API_KEY = "YOUR_API_KEY"  # Replace with your actual API key

# Load the embedding model (downloads on first run, ~90MB)
print("Loading embedding model...")
model = SentenceTransformer('all-MiniLM-L6-v2')

# Sample documents to index
documents = [
    {"id": "doc_1", "text": "Python is a programming language", "category": "tech"},
    {"id": "doc_2", "text": "Machine learning enables computers to learn", "category": "ai"},
    {"id": "doc_3", "text": "Vector databases store embeddings", "category": "database"},
]

# Insert documents
print("\nInserting documents...")
for doc in documents:
    # Generate embedding (returns 384-dimensional vector)
    vector = model.encode(doc["text"]).tolist()
    
    # Insert into QuartzDB
    response = requests.post(
        f"{API_URL}/api/vector/insert",
        headers={
            "Content-Type": "application/json",
            "X-API-Key": API_KEY
        },
        json={
            "id": doc["id"],
            "vector": vector,
            "metadata": {
                "text": doc["text"],
                "category": doc["category"]
            }
        }
    )
    print(f"  {doc['id']}: {response.json()}")

# Search for similar documents
query = "What is artificial intelligence?"
print(f"\nSearching for: '{query}'")

query_vector = model.encode(query).tolist()

response = requests.post(
    f"{API_URL}/api/vector/search",
    headers={
        "Content-Type": "application/json",
        "X-API-Key": API_KEY
    },
    json={
        "vector": query_vector,
        "k": 3
    }
)

results = response.json()
print(f"\nTop {len(results['results'])} results:")
for i, result in enumerate(results['results'], 1):
    print(f"  {i}. {result['id']} (score: {result['score']:.3f})")
    if result.get('metadata'):
        print(f"     Text: {result['metadata'].get('text', 'N/A')}")

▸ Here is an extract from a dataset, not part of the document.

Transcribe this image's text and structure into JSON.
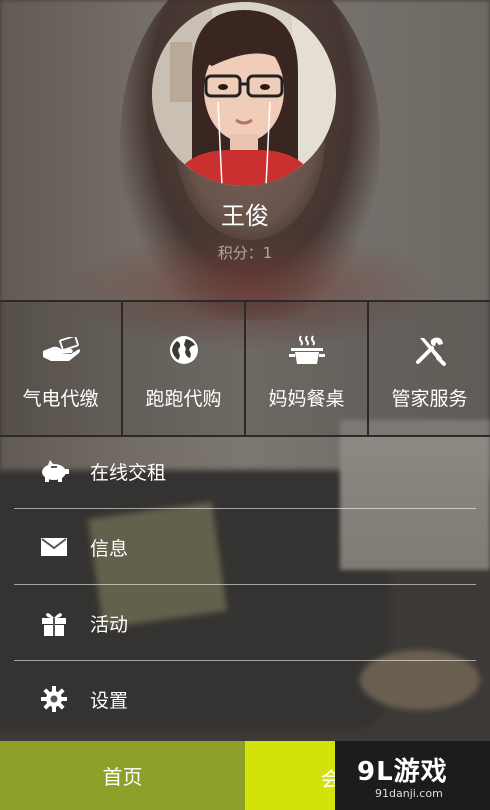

JavaScript/Node.js Example

For Node.js, use the @xenova/transformers package:

javascript
// npm install @xenova/transformers

import { pipeline } from '@xenova/transformers';

const API_URL = 'https://api.quartzdb.io';
const API_KEY = 'YOUR_API_KEY';

// Load the embedding model
const embedder = await pipeline('feature-extraction', 'Xenova/all-MiniLM-L6-v2');

// Generate embedding for text
async function getEmbedding(text) {
  const output = await embedder(text, { pooling: 'mean', normalize: true });
  return Array.from(output.data);
}

// Insert a document
async function insertDocument(id, text, metadata = {}) {
  const vector = await getEmbedding(text);
  
  const response = await fetch(`${API_URL}/api/vector/insert`, {
    method: 'POST',
    headers: {
      'Content-Type': 'application/json',
      'X-API-Key': API_KEY
    },
    body: JSON.stringify({ id, vector, metadata: { ...metadata, text } })
  });
  
  return response.json();
}

// Search for similar documents
async function search(query, k = 10) {
  const vector = await getEmbedding(query);
  
  const response = await fetch(`${API_URL}/api/vector/search`, {
    method: 'POST',
    headers: {
      'Content-Type': 'application/json',
      'X-API-Key': API_KEY
    },
    body: JSON.stringify({ vector, k })
  });
  
  return response.json();
}

// Example usage
await insertDocument('doc_1', 'QuartzDB is a vector database');
const results = await search('What is QuartzDB?');
console.log(results);

Best Practices

Use batch insert for bulk data
When inserting many vectors, use /api/vector/batch-insert with up to 100 vectors per request. This is much faster than individual inserts.
Normalize your vectors
For best cosine similarity results, normalize vectors to unit length. Most embedding models do this automatically.
Store useful metadata
Include metadata like text snippets, IDs, URLs, or categories to make search results actionable without additional lookups.
Use meaningful IDs
Use descriptive IDs like 'product_12345' or 'doc_article_slug' instead of random UUIDs for easier debugging.
Monitor deletion ratio
Check /api/vector/stats regularly. If deletion_ratio_percent exceeds 20%, index performance may degrade.
Handle errors gracefully
Always check response success field and handle HTTP error codes (401 unauthorized, 400 bad request, 429 rate limited).